You're awesome with all these great pictures and diagrams Stubbie. I should start collecting them. :thumbsup:


----------



## Stubbie (Jan 7, 2007)

Feel free they are not trademarked.... I draw them in my spare time to help the DIY people see what might be obvious to us.


----------



## Traci_howdyadothat (Apr 3, 2008)

Thanks Stubbie that helped alot!!! My husband thought it was supposed to be like that , and thanks for telling us to see where that wire on the dryer came from so we would know what to do with it, that was very important , we wanted to make sure it was done right, and thanks to your help it now is! You can't be too careful I dn't think when it comes to electricity , we have small children and my biggest fear is a fire, thanks again!


----------



## Stubbie (Jan 7, 2007)

Your welcome Traci

For your information the green wire in the cord grounds the metal frame of the dryer. The cord plugs into the wall and another wire (the equipment ground) goes on to the circuit breaker panel. This is the effective fault current path that will facilitate the circuit breaker to trip if a fault to the metal of the dryer should ever occur.
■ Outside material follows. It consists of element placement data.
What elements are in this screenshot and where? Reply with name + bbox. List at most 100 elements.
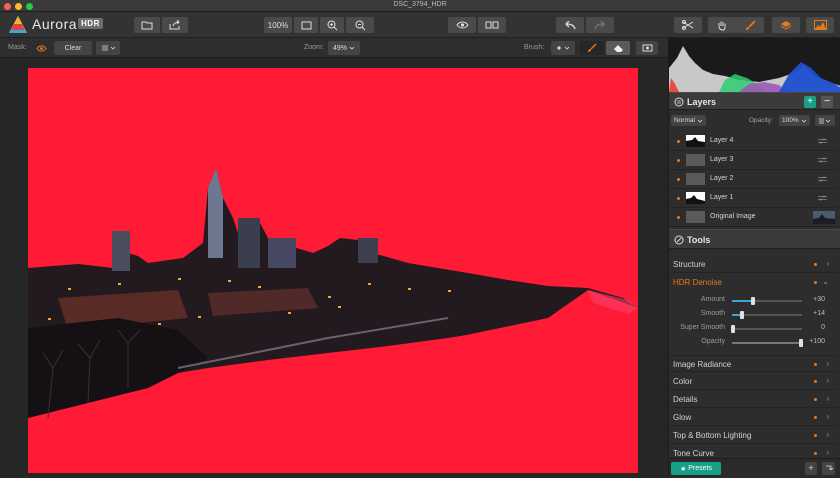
layer-active-dot — [677, 178, 680, 181]
slider-label: Amount — [700, 296, 725, 303]
tool-section-image-radiance[interactable]: Image Radiance › — [669, 355, 837, 372]
opacity-slider-row[interactable]: Opacity +100 — [669, 336, 837, 350]
hand-icon — [718, 21, 726, 31]
layer-item[interactable]: Layer 2 — [669, 170, 837, 189]
zoom-100-button[interactable]: 100% — [264, 17, 292, 33]
layer-item[interactable]: Layer 4 — [669, 132, 837, 151]
eraser-button[interactable] — [606, 41, 630, 55]
hand-button[interactable] — [708, 17, 736, 33]
photo-preview[interactable] — [28, 68, 638, 473]
amount-slider[interactable] — [732, 297, 802, 305]
layer-item[interactable]: Original Image — [669, 208, 837, 227]
tool-active-dot — [814, 363, 817, 366]
zoom-out-icon — [355, 20, 365, 30]
paint-brush-button[interactable] — [580, 41, 604, 55]
zoom-value: 49% — [332, 44, 347, 52]
opacity-slider[interactable] — [732, 339, 803, 347]
mask-tool-icon — [642, 44, 652, 52]
refresh-presets-button[interactable] — [822, 462, 835, 475]
slider-knob[interactable] — [799, 339, 803, 347]
smooth-slider[interactable] — [732, 311, 802, 319]
layer-settings-icon[interactable] — [818, 157, 827, 163]
slider-knob[interactable] — [740, 311, 744, 319]
undo-button[interactable] — [556, 17, 584, 33]
layers-title: Layers — [687, 97, 717, 107]
layer-item[interactable]: Layer 1 — [669, 189, 837, 208]
super-smooth-slider[interactable] — [731, 325, 802, 333]
mask-tool-button[interactable] — [636, 41, 658, 55]
panel-footer: ★ Presets + — [669, 458, 840, 478]
slider-knob[interactable] — [751, 297, 755, 305]
layer-settings-icon[interactable] — [818, 138, 827, 144]
amount-slider-row[interactable]: Amount +30 — [669, 294, 837, 308]
tool-section-hdr-denoise[interactable]: HDR Denoise ⌄ — [669, 274, 837, 291]
tool-section-label: Tone Curve — [673, 449, 714, 458]
app-logo-text: Aurora HDR — [32, 16, 103, 32]
slider-value: +14 — [813, 310, 825, 317]
blend-mode-value: Normal — [674, 117, 695, 124]
zoom-in-button[interactable] — [320, 17, 344, 33]
brush-settings-button[interactable] — [551, 41, 575, 55]
layers-button[interactable] — [772, 17, 800, 33]
histogram-button[interactable] — [806, 17, 834, 33]
smooth-slider-row[interactable]: Smooth +14 — [669, 308, 837, 322]
add-layer-button[interactable]: + — [804, 96, 816, 108]
layers-panel-icon — [674, 97, 684, 107]
image-canvas[interactable] — [0, 58, 668, 478]
layer-active-dot — [677, 140, 680, 143]
brush-settings-icon — [557, 46, 570, 50]
layer-item[interactable]: Layer 3 — [669, 151, 837, 170]
slider-knob[interactable] — [731, 325, 735, 333]
redo-button[interactable] — [586, 17, 614, 33]
open-button[interactable] — [134, 17, 160, 33]
tool-section-tone-curve[interactable]: Tone Curve › — [669, 445, 837, 459]
layer-active-dot — [677, 197, 680, 200]
layer-name: Original Image — [710, 213, 756, 220]
slider-value: 0 — [821, 324, 825, 331]
chevron-down-icon: ⌄ — [822, 277, 829, 286]
blend-mode-select[interactable]: Normal — [671, 115, 706, 126]
aurora-logo-icon — [9, 16, 27, 33]
tools-title: Tools — [687, 235, 711, 245]
zoom-out-button[interactable] — [346, 17, 374, 33]
chevron-right-icon: › — [826, 412, 829, 421]
fit-screen-button[interactable] — [294, 17, 318, 33]
crop-icon — [682, 20, 694, 30]
star-icon: ★ — [679, 465, 687, 473]
tool-section-glow[interactable]: Glow › — [669, 409, 837, 426]
clear-mask-button[interactable]: Clear — [54, 41, 92, 55]
tool-section-label: Details — [673, 395, 698, 404]
add-preset-button[interactable]: + — [805, 462, 817, 475]
tool-active-dot — [814, 380, 817, 383]
mask-menu-button[interactable] — [96, 41, 120, 55]
brush-button[interactable] — [736, 17, 764, 33]
layer-settings-icon[interactable] — [818, 176, 827, 182]
layer-thumbnail — [686, 173, 705, 185]
crop-button[interactable] — [674, 17, 702, 33]
super-smooth-slider-row[interactable]: Super Smooth 0 — [669, 322, 837, 336]
presets-button[interactable]: ★ Presets — [671, 462, 721, 475]
preview-button[interactable] — [448, 17, 476, 33]
remove-layer-button[interactable]: − — [821, 96, 833, 108]
tool-section-color[interactable]: Color › — [669, 373, 837, 390]
tools-panel-header[interactable]: Tools — [669, 229, 840, 249]
zoom-select[interactable]: 49% — [328, 41, 360, 55]
tool-section-top-bottom-lighting[interactable]: Top & Bottom Lighting › — [669, 427, 837, 444]
share-icon — [169, 20, 180, 30]
zoom-in-icon — [327, 20, 337, 30]
menu-list-icon — [819, 118, 831, 123]
compare-button[interactable] — [478, 17, 506, 33]
layer-opacity-select[interactable]: 100% — [779, 115, 810, 126]
layers-panel-header[interactable]: Layers + − — [669, 92, 840, 110]
layer-name: Layer 2 — [710, 175, 734, 182]
main-toolbar: Aurora HDR 100% — [0, 12, 840, 38]
tool-section-details[interactable]: Details › — [669, 391, 837, 408]
tool-section-structure[interactable]: Structure › — [669, 256, 837, 273]
tool-section-label: Structure — [673, 260, 706, 269]
layer-settings-icon[interactable] — [818, 195, 827, 201]
layer-menu-button[interactable] — [815, 115, 835, 126]
share-button[interactable] — [162, 17, 188, 33]
slider-value: +100 — [809, 338, 825, 345]
histogram-graph — [669, 46, 840, 92]
mask-visibility-button[interactable] — [32, 41, 50, 55]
Keeps you from getting zapped....

Have a nice day


----------



## mj82 (Apr 20, 2008)

Do you have to disconnect the entire green wire that you took off from the green screw? I see that it connects to another part of the dryer as well.


----------



## kustomkb (May 27, 2008)

I have a three wire outlet, my dryer does not have a terminal block, should the neutral and ground wire be connected at the frame ground screw? 
thank you


----------